Hello all, I have a huge problem, I builded a new pc with win7 ultimate, before that I had winxp, I copied all most important files to my 300gb buffalo external hd, which at this point still works on xp, but when I start my new pc with this drive, error msg pops up that I'd have to format my drive before use(which would be a sin to do) when I try to access it error msg pops up that "access is denied" I tried a few things, going to properties/security/advanced/owner and permissions, which always changes the permissions/ownership to all of my files but after its complete it utterly fails to complete the task, yet I've tried another method by running cmd in administrators mode with such commands as "takeown /f g" cmd gave me a message of success but even after restart it still failed me once more...

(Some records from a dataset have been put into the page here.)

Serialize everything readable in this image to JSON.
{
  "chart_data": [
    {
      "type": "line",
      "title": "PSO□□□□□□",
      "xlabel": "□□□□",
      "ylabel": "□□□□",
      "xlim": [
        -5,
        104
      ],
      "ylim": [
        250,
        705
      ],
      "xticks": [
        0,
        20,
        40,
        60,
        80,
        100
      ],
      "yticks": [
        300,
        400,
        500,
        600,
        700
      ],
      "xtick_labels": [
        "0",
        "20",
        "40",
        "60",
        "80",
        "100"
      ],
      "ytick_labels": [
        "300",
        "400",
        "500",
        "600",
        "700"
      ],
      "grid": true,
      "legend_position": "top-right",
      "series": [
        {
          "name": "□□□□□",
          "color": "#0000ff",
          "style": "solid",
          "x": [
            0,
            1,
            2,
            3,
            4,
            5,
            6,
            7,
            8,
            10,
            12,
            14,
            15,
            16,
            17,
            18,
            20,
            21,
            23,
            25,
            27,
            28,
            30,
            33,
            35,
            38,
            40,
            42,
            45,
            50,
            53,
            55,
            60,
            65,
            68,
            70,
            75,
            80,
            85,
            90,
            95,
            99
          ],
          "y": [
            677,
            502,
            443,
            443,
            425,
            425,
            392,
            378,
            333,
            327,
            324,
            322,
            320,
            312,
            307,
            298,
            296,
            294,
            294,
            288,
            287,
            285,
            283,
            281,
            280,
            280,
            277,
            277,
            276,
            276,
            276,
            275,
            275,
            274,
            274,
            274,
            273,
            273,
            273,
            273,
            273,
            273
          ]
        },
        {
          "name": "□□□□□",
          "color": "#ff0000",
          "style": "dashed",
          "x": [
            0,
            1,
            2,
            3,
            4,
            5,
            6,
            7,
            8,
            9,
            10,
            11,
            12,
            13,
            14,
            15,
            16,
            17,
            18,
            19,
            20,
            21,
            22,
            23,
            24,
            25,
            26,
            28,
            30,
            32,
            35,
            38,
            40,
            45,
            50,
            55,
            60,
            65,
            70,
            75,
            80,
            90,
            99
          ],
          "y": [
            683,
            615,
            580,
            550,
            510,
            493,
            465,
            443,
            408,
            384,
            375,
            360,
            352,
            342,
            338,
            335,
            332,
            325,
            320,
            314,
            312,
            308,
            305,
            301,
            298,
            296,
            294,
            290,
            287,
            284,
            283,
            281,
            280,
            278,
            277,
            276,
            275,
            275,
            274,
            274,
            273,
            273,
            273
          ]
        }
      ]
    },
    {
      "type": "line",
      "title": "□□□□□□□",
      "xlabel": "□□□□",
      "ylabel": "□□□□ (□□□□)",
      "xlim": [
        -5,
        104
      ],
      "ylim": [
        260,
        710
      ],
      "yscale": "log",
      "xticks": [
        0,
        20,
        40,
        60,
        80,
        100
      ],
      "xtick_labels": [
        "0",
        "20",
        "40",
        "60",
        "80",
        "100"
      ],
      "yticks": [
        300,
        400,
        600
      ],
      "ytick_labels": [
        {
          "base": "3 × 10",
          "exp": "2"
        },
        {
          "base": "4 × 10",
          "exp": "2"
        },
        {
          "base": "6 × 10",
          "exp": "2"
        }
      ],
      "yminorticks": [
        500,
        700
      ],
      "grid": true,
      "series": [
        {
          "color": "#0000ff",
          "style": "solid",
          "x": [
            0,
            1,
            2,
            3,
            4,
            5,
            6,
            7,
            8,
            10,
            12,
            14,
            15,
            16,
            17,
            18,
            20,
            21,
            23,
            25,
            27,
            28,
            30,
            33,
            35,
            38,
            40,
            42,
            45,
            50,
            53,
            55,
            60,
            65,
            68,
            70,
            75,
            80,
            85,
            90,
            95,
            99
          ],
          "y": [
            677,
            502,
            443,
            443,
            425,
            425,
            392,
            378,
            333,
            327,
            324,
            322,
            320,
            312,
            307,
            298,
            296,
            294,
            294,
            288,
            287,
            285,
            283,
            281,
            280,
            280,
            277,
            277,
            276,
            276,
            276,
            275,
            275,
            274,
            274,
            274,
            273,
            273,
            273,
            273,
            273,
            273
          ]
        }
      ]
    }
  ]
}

Please if theres any other way than buying/borrowing another drive to copy my files suggest it here, appreciate your time.


----------



## jcgriff2 (Sep 30, 2007)

*Re: Access Denied/Need to format external Drive on new pc.*

Hi - 

Activate the Hidden Administrator user account - Hidden Admin Account - sysnative.com - MVP

Try file access with that account.

Regards. . .

jcgriff2

`


----------



## k3nshinn (Jan 6, 2009)

*Re: Access Denied/Need to format external Drive on new pc.*

Wow, what a simple fix! All fixed now, I appreciate your time sir, Best regards!


----------



## jcgriff2 (Sep 30, 2007)

*Re: Access Denied/Need to format external Drive on new pc.*

My pleasure.

Glad it worked for you. I suggest you re-hide that account when you are finished copying the files.

Good Luck to you.

Regards. . .

jcgriff2

`


----------



## k3nshinn (Jan 6, 2009)

*Re: Access Denied/Need to format external Drive on new pc.*



jcgriff2 said:


> My pleasure.
> 
> Glad it worked for you. I suggest you re-hide that account when you are finished copying the files.
> 
> ...


Why would you suggest that? Is there any possible problem that might occur within time? Since it worked, I would not mind using this hd, it would save me few bucks w/o buying new one.


----------



## jcgriff2 (Sep 30, 2007)

If you password protect that account and then forget it, you'll need to reinstall Windows.

Also, that account cannot install certain security related Windows Updates, it is not subject to UAC and runs IE "Protected Mode: Off".

You can leave it activated and log on to it when you wish to.

Regards. . .

jcgriff2

`


----------